Attention Optimizations

  • LLaMA uses both memory efficient attention and FlashAttention, which offer an efficient implementation of the causal multi-head attention to reduce memory usage and runtime. The former present a very simple algorithm for attention that requires \(O(1)\) memory with respect to sequence length and an extension to self-attention that requires \(O(\log{n})\) memory.
  • This is achieved by not storing the attention weights and not computing the key/query scores that are masked due to the causal nature of the language modeling task. This, in turn, helps improve the training efficiency and time-to-convergence.
  • This also means that it would likely be possible to extend the context length to something much larger.

Visual Summary

  • The following visual summary by Sebastian Raschka details the methods LLaMA used to achieve this performance: pre-normalization, SwiGLU activations, and Rotary Embeddings.

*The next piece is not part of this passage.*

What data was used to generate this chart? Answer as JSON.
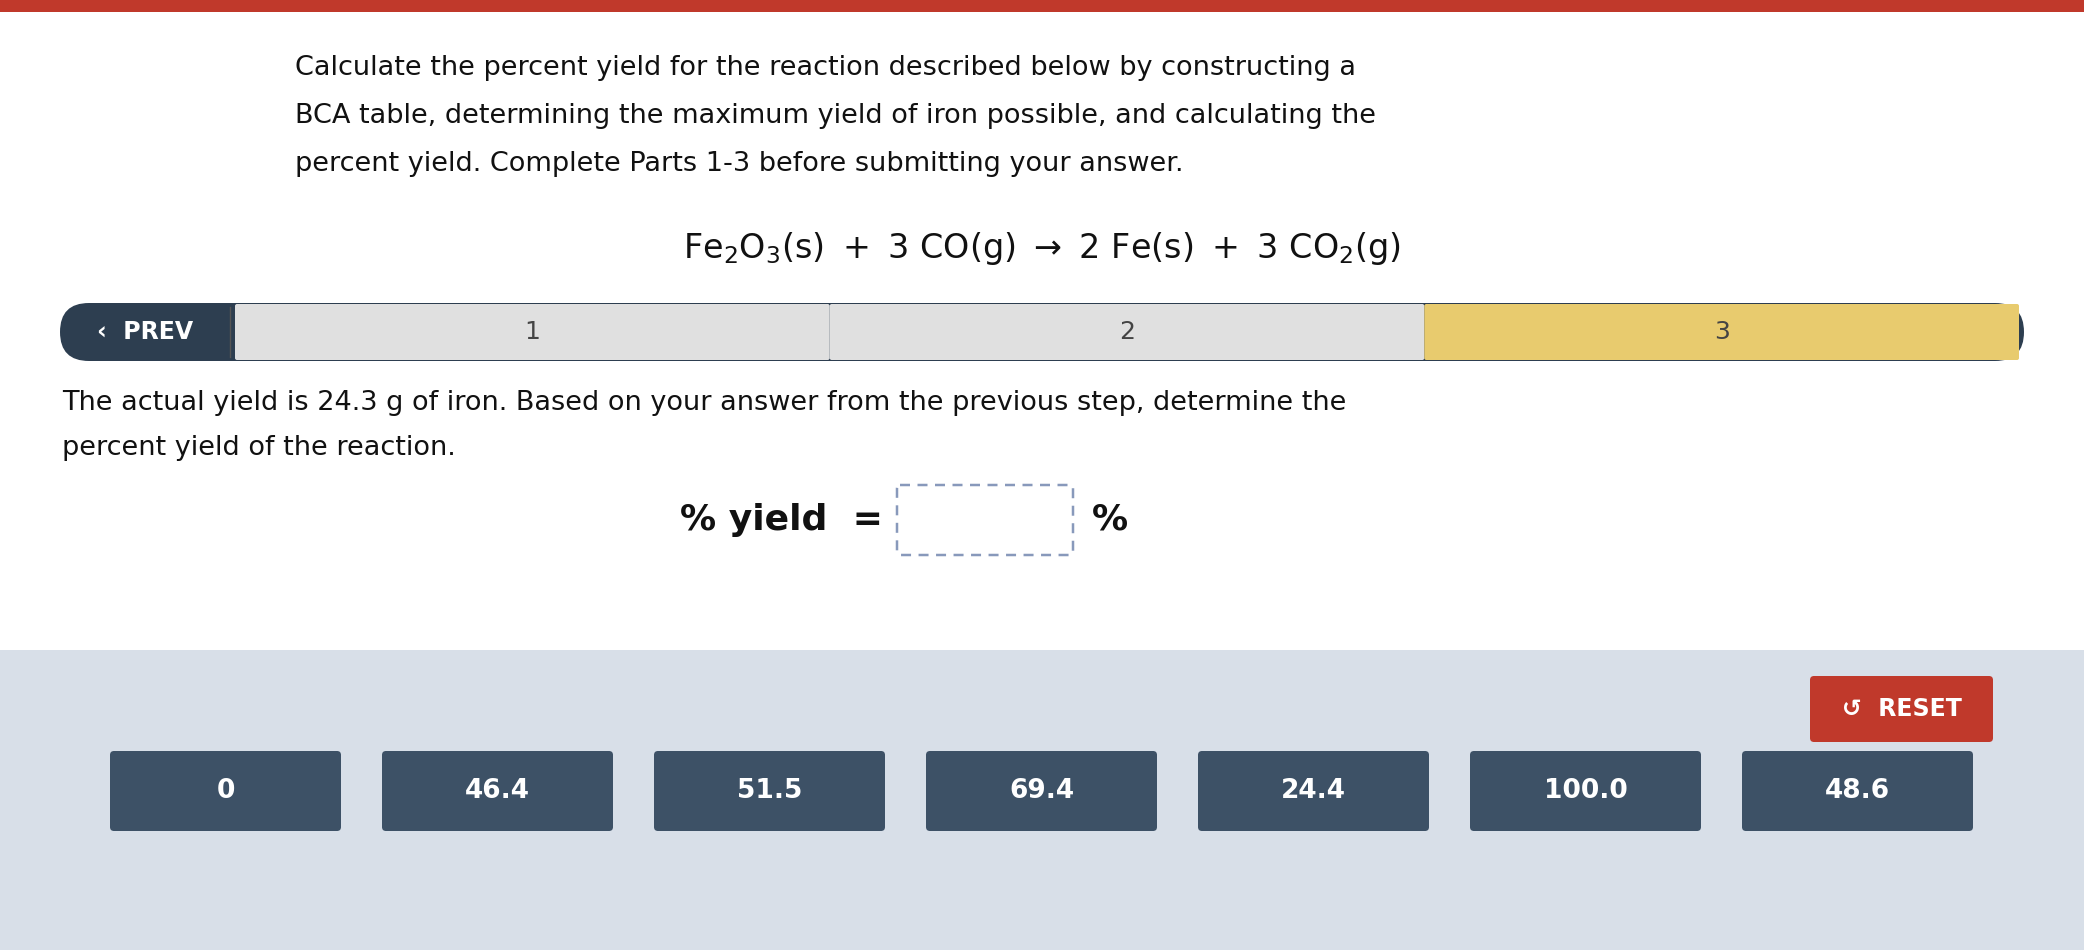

Sebastian Rashcka also points out that the plots show a steep negative slope when showing the training loss versus the number of training tokens, indicating that the authors should have trained the model for more than 1-2 epochs.

Model Variants

  • LLaMA is available in several sizes (7B, 13B, 33B, and 65B parameters).

Training Protocol

  • LLaMA 65B and LLaMA 33B are trained on 1.4 trillion tokens while LLaMA 7B, is trained on 1 trillion tokens.
  • LLaMA was trained like most language models, it took an input of a sequence of words and worked on predicting the next word.
  • It was trained on 20 different languages with a focus on Latin and Cyrillic alphabets.

Results

  • LLaMA-13B outperforms GPT-3 (175B) on most benchmarks.
  • LLaMA-65B is competitive with the best models, Chinchilla70B and PaLM-540B.